The impacted areas were in Cigareohong kampung, Cimapag hamlet, Sirnaresmi village, Cisolok subdistrict, Sukabumi Regency, West Java. The settlement is located within the Mount Halimun Salak National Park, at the foot of a steep hill. Cisolok routinely experiences landslides, with one official remarking that landslides occurred there "every year since 2010". The already loose soil of the area was made more vulnerable by agricultural terracing and lack of strong vegetation roots.

Sirnaresmi, which is listed as a "cultural village", has settlements spread across altitudes ranging from 300 to 600 meters above sea level with hilly terrain and high inclination. The impacted area was populated by 107 people, living in 32 households.

==Landslide==
Shortly before sunset on 31 December, around 5:30 p.m. local time, the landslide struck and buried 30 houses out of 32. Eyewitness accounts noted that at the time of the landslide, there was no rain, and some reported hearing a loud booming noise.

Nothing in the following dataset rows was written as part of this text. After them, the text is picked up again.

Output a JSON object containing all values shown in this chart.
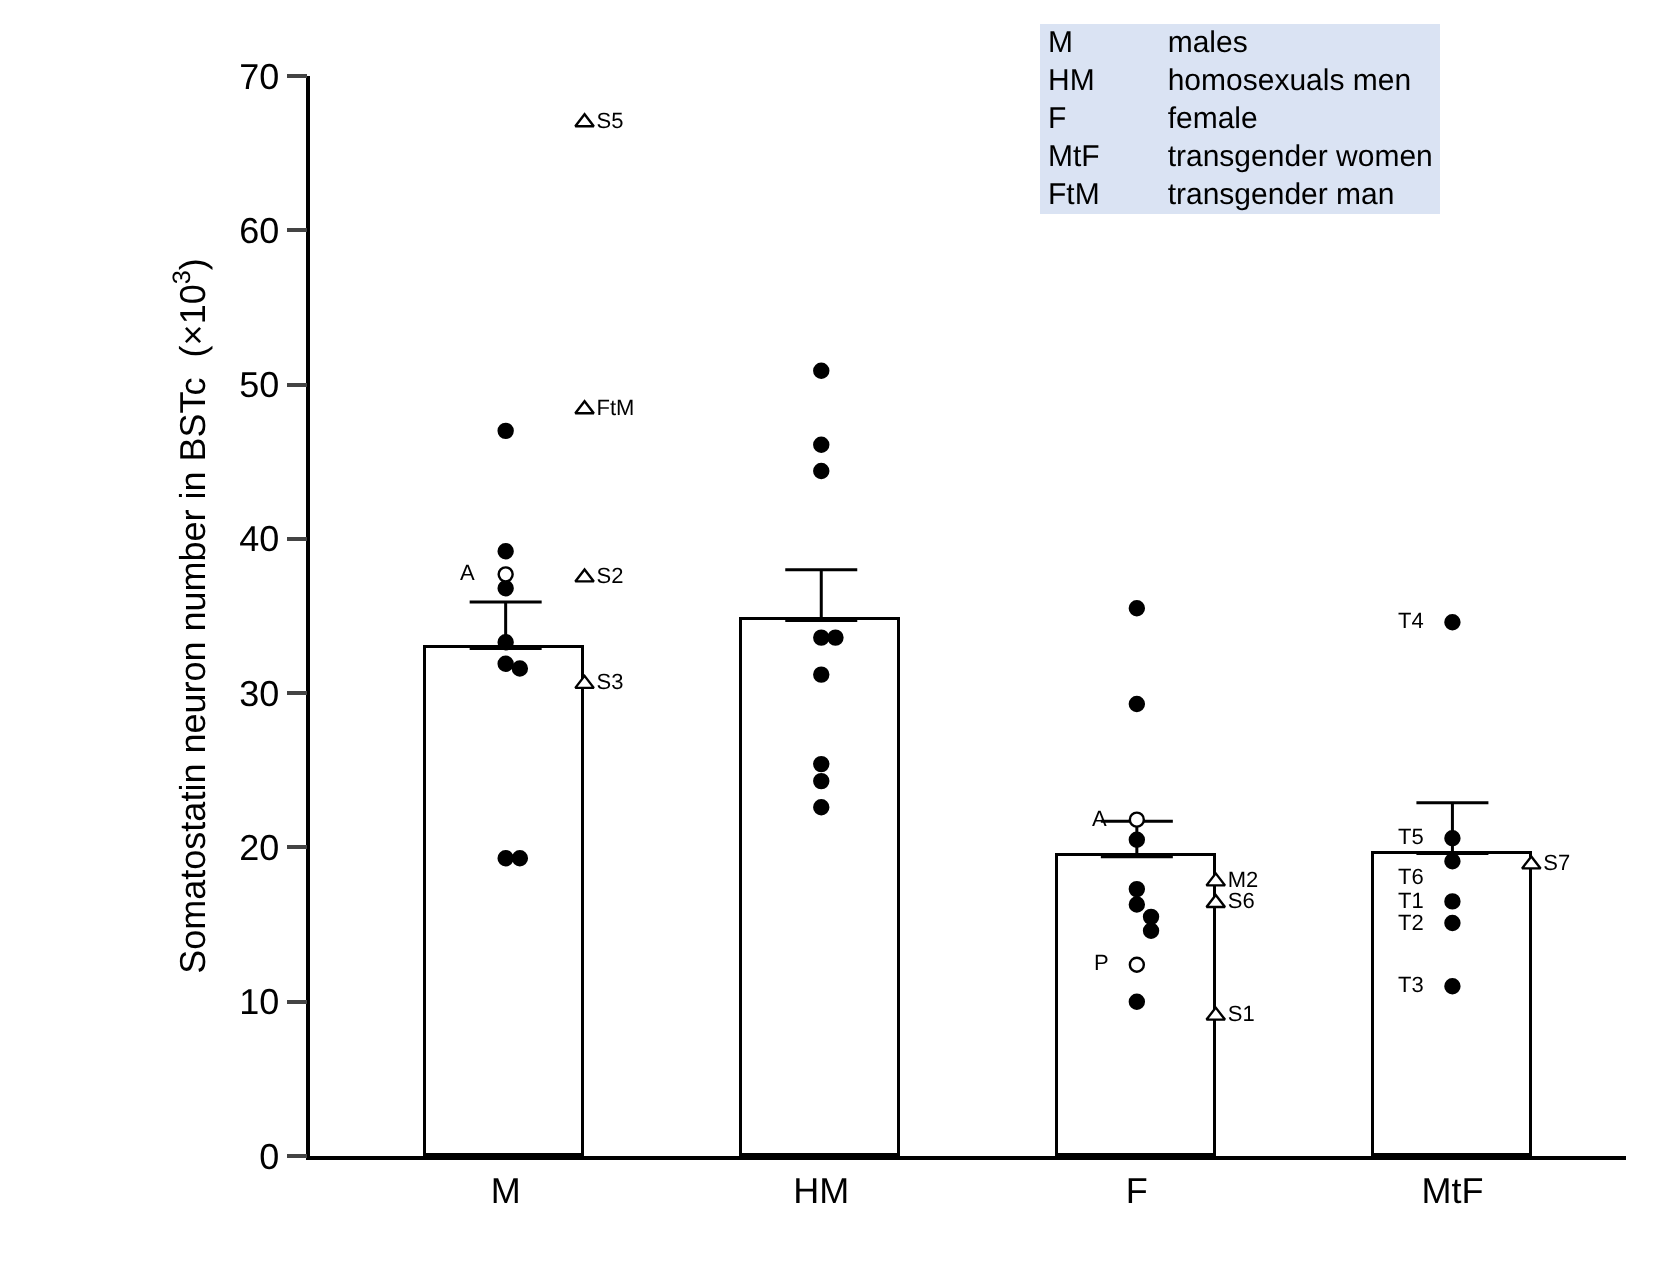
{
  "chart_data": {
    "type": "bar",
    "ylabel": "Somatostatin neuron number in BSTc  (×10$^{3}$)",
    "categories": [
      "M",
      "HM",
      "F",
      "MtF"
    ],
    "ylim": [
      0,
      70
    ],
    "yticks": [
      0,
      10,
      20,
      30,
      40,
      50,
      60,
      70
    ],
    "grid": false,
    "series": [
      {
        "color": "#ffffff",
        "values": [
          32.9,
          34.7,
          19.4,
          19.6
        ],
        "errors": [
          [
            32.9,
            35.9
          ],
          [
            34.7,
            38.0
          ],
          [
            19.4,
            21.7
          ],
          [
            19.6,
            22.9
          ]
        ]
      },
      {
        "type": "scatter",
        "marker": "circle",
        "color": "#000000",
        "x": [
          "M",
          "M",
          "M",
          "M",
          "M",
          "M",
          "M",
          "M",
          "HM",
          "HM",
          "HM",
          "HM",
          "HM",
          "HM",
          "HM",
          "HM",
          "HM",
          "F",
          "F",
          "F",
          "F",
          "F",
          "F",
          "F",
          "F",
          "MtF",
          "MtF",
          "MtF",
          "MtF",
          "MtF",
          "MtF"
        ],
        "values": [
          47.0,
          39.2,
          36.8,
          33.3,
          31.9,
          31.6,
          19.3,
          19.3,
          50.9,
          46.1,
          44.4,
          33.6,
          33.6,
          31.2,
          25.4,
          24.3,
          22.6,
          35.5,
          29.3,
          20.5,
          17.3,
          16.3,
          15.5,
          14.6,
          10.0,
          34.6,
          20.6,
          19.1,
          16.5,
          15.1,
          11.0
        ]
      },
      {
        "type": "scatter",
        "marker": "circle",
        "color": "#ffffff",
        "x": [
          "M",
          "F",
          "F"
        ],
        "values": [
          37.7,
          21.8,
          12.4
        ]
      },
      {
        "type": "scatter",
        "marker": "triangle",
        "color": "#ffffff",
        "x": [
          "M",
          "M",
          "M",
          "M",
          "F",
          "F",
          "F",
          "MtF"
        ],
        "values": [
          67.0,
          48.4,
          37.5,
          30.6,
          17.8,
          16.4,
          9.1,
          18.9
        ],
        "value_labels": [
          "S5",
          "FtM",
          "S2",
          "S3",
          "M2",
          "S6",
          "S1",
          "S7"
        ]
      }
    ],
    "annotations": [
      {
        "text": "A",
        "x": "M",
        "y": 37.7
      },
      {
        "text": "A",
        "x": "F",
        "y": 21.8
      },
      {
        "text": "P",
        "x": "F",
        "y": 12.4
      },
      {
        "text": "T4",
        "x": "MtF",
        "y": 34.6
      },
      {
        "text": "T5",
        "x": "MtF",
        "y": 20.6
      },
      {
        "text": "T6",
        "x": "MtF",
        "y": 19.1
      },
      {
        "text": "T1",
        "x": "MtF",
        "y": 16.5
      },
      {
        "text": "T2",
        "x": "MtF",
        "y": 15.1
      },
      {
        "text": "T3",
        "x": "MtF",
        "y": 11.0
      },
      "M males",
      "HM homosexuals men",
      "F female",
      "MtF transgender women",
      "FtM transgender man"
    ]
  }
}
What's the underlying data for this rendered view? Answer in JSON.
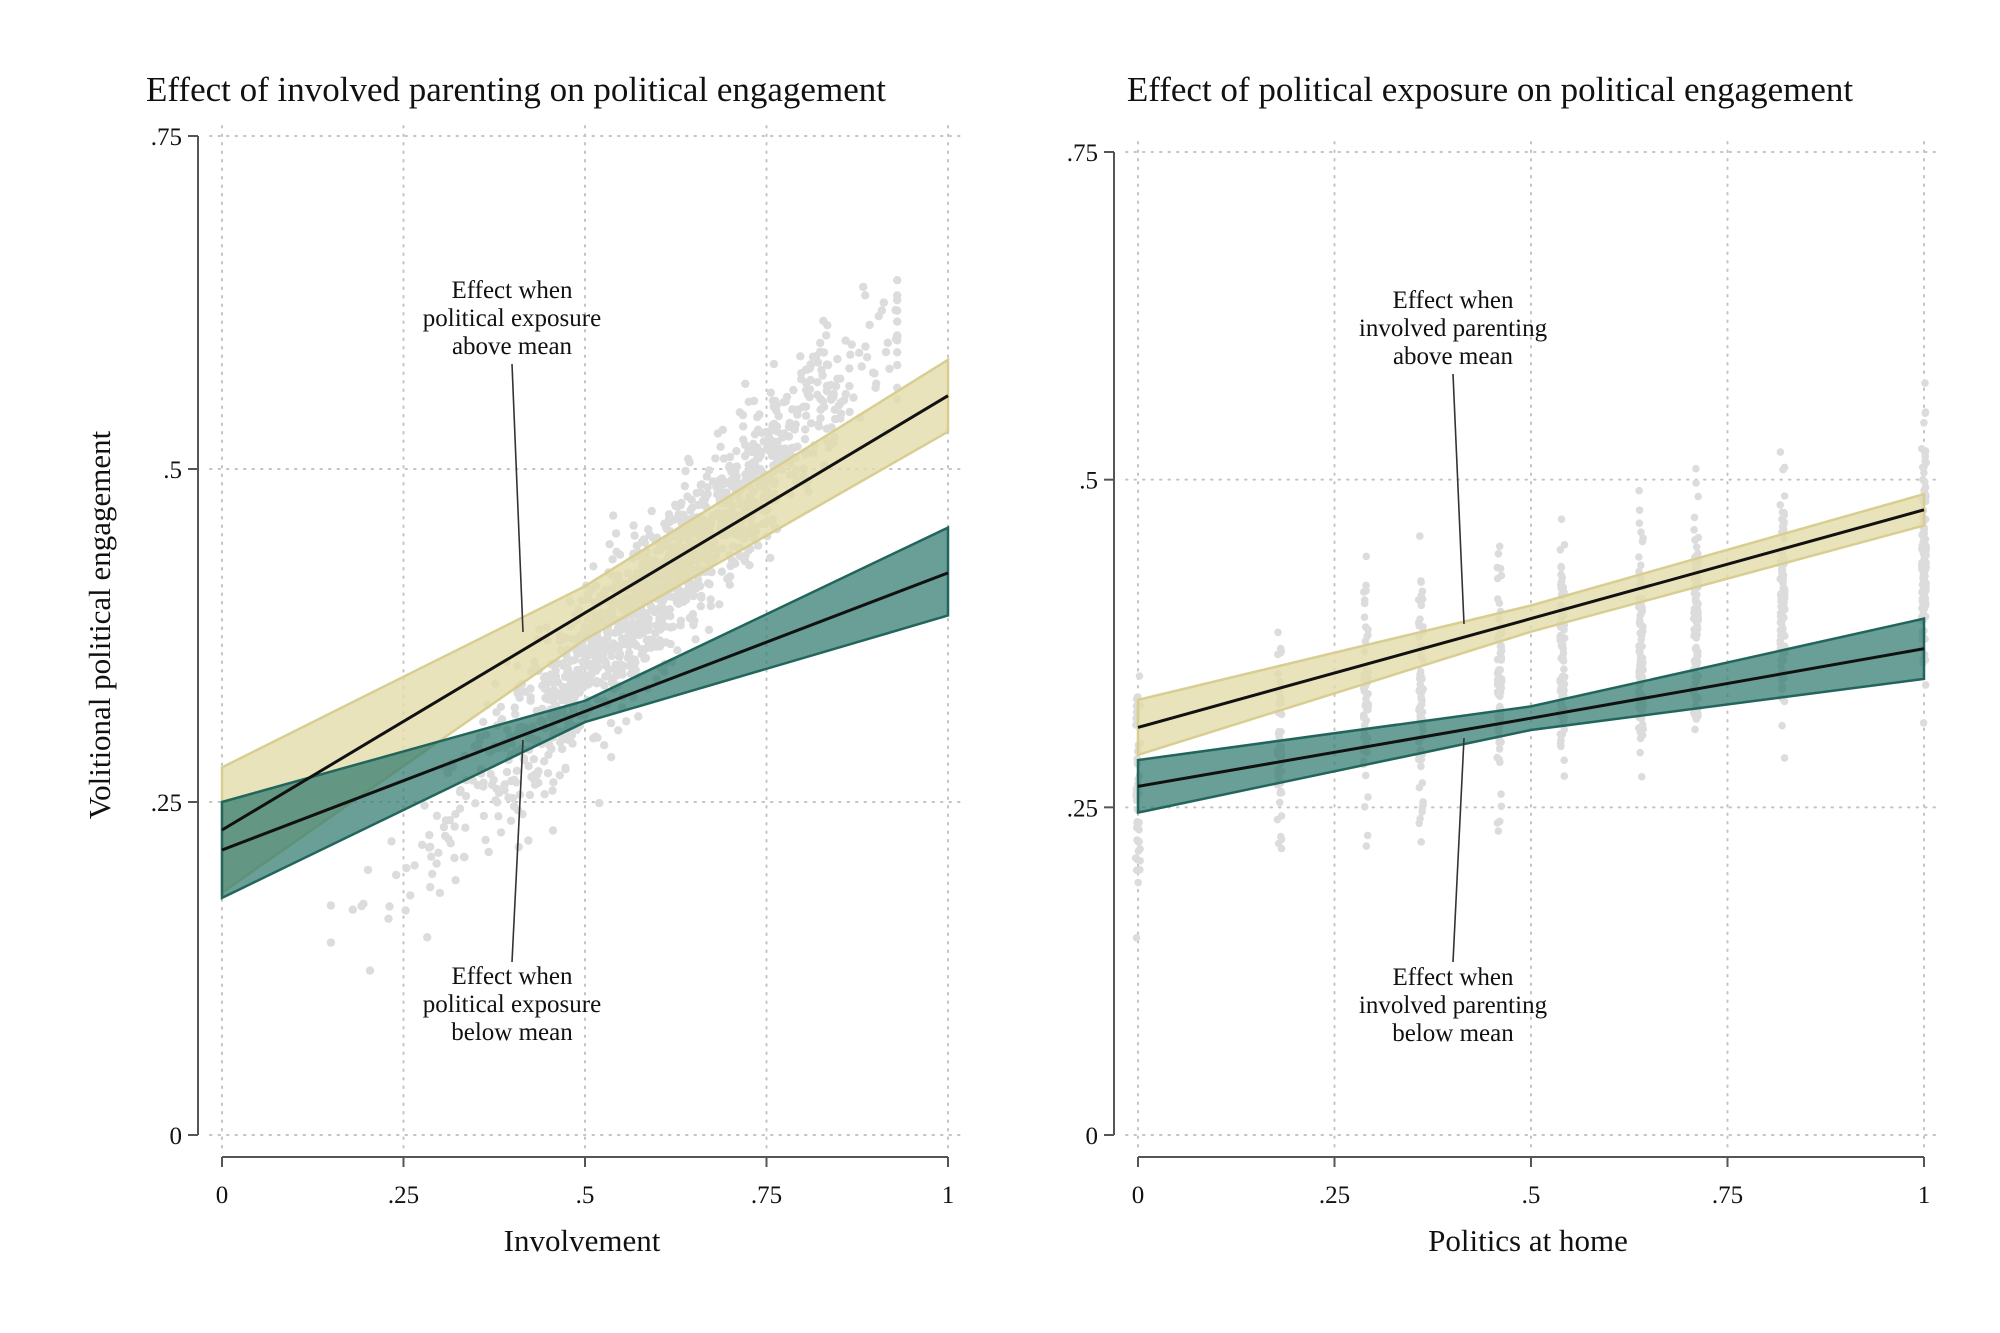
{
  "colors": {
    "above_fill": "#e3dcaa",
    "above_edge": "#d8ce92",
    "below_fill": "#2f7a6d",
    "below_edge": "#22665b",
    "scatter": "#dcdcdc",
    "line": "#111111",
    "grid": "#c4c4c4",
    "axis": "#555555"
  },
  "chart_data": [
    {
      "type": "line",
      "title": "Effect of involved parenting on political engagement",
      "xlabel": "Involvement",
      "ylabel": "Volitional political engagement",
      "xlim": [
        0,
        1
      ],
      "ylim": [
        0,
        0.75
      ],
      "xticks": [
        0,
        0.25,
        0.5,
        0.75,
        1
      ],
      "xtick_labels": [
        "0",
        ".25",
        ".5",
        ".75",
        "1"
      ],
      "yticks": [
        0,
        0.25,
        0.5,
        0.75
      ],
      "ytick_labels": [
        "0",
        ".25",
        ".5",
        ".75"
      ],
      "grid": true,
      "series": [
        {
          "key": "above",
          "x": [
            0,
            0.5,
            1
          ],
          "y": [
            0.229,
            0.392,
            0.555
          ],
          "ci_low": [
            0.182,
            0.372,
            0.528
          ],
          "ci_high": [
            0.276,
            0.412,
            0.582
          ]
        },
        {
          "key": "below",
          "x": [
            0,
            0.5,
            1
          ],
          "y": [
            0.214,
            0.318,
            0.422
          ],
          "ci_low": [
            0.178,
            0.31,
            0.39
          ],
          "ci_high": [
            0.25,
            0.326,
            0.456
          ]
        }
      ],
      "annotations": [
        {
          "lines": [
            "Effect when",
            "political exposure",
            "above mean"
          ],
          "target": "above"
        },
        {
          "lines": [
            "Effect when",
            "political exposure",
            "below mean"
          ],
          "target": "below"
        }
      ]
    },
    {
      "type": "line",
      "title": "Effect of political exposure on political engagement",
      "xlabel": "Politics at home",
      "ylabel": "",
      "xlim": [
        0,
        1
      ],
      "ylim": [
        0,
        0.75
      ],
      "xticks": [
        0,
        0.25,
        0.5,
        0.75,
        1
      ],
      "xtick_labels": [
        "0",
        ".25",
        ".5",
        ".75",
        "1"
      ],
      "yticks": [
        0,
        0.25,
        0.5,
        0.75
      ],
      "ytick_labels": [
        "0",
        ".25",
        ".5",
        ".75"
      ],
      "grid": true,
      "series": [
        {
          "key": "above",
          "x": [
            0,
            0.5,
            1
          ],
          "y": [
            0.311,
            0.394,
            0.477
          ],
          "ci_low": [
            0.29,
            0.384,
            0.465
          ],
          "ci_high": [
            0.332,
            0.404,
            0.489
          ]
        },
        {
          "key": "below",
          "x": [
            0,
            0.5,
            1
          ],
          "y": [
            0.266,
            0.318,
            0.371
          ],
          "ci_low": [
            0.246,
            0.309,
            0.348
          ],
          "ci_high": [
            0.286,
            0.327,
            0.394
          ]
        }
      ],
      "annotations": [
        {
          "lines": [
            "Effect when",
            "involved parenting",
            "above mean"
          ],
          "target": "above"
        },
        {
          "lines": [
            "Effect when",
            "involved parenting",
            "below mean"
          ],
          "target": "below"
        }
      ]
    }
  ]
}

Following the main landslide, four smaller afterslides were recorded.

==Casualties==
By 10 a.m. the following day, on New Years' Day, 5 dead bodies had been recovered, 3 had been confirmed injured, while 61 residents had been confirmed safe. By 3 January, 18 dead had been recovered with 15 missing. Some of the bodies were found buried under four meters of mud, with four additional survivors being found under the mud although one, an infant, died at hospital.

==Response==
Indonesian National Board for Disaster Management (BNPB) spokesman Sutopo Purwo Nugroho noted that early search and rescue operations used manual equipment - with the hundreds of rescuers, locals, police, soldiers and volunteers, using their hands, shovels and hoes - due to poor road access to the affected areas, further strained by disaster tourists. Sutopo also said that across the country, 40.9 million people live in landslide-prone areas. A local military district commander gave a figure of 1,066 people involved in the evacuation. Evacuation procedures was briefly halted on 1 January due to inconsistent weather which was deemed too risky for SAR operations.

The Social Ministry provided Rp 15 million (around USD 1000) in aid for the families of all the fatalities. West Java governor Ridwan Kamil proposed to adopt two children orphaned by the landslide. Head of BNPB Willem Rampangilei - which was set to retire on 2 January - was requested by President Joko Widodo to visit the site, and his replacement's swearing in was delayed. The Indonesian government agreed to finance relocation of the affected victims to a less dangerous area.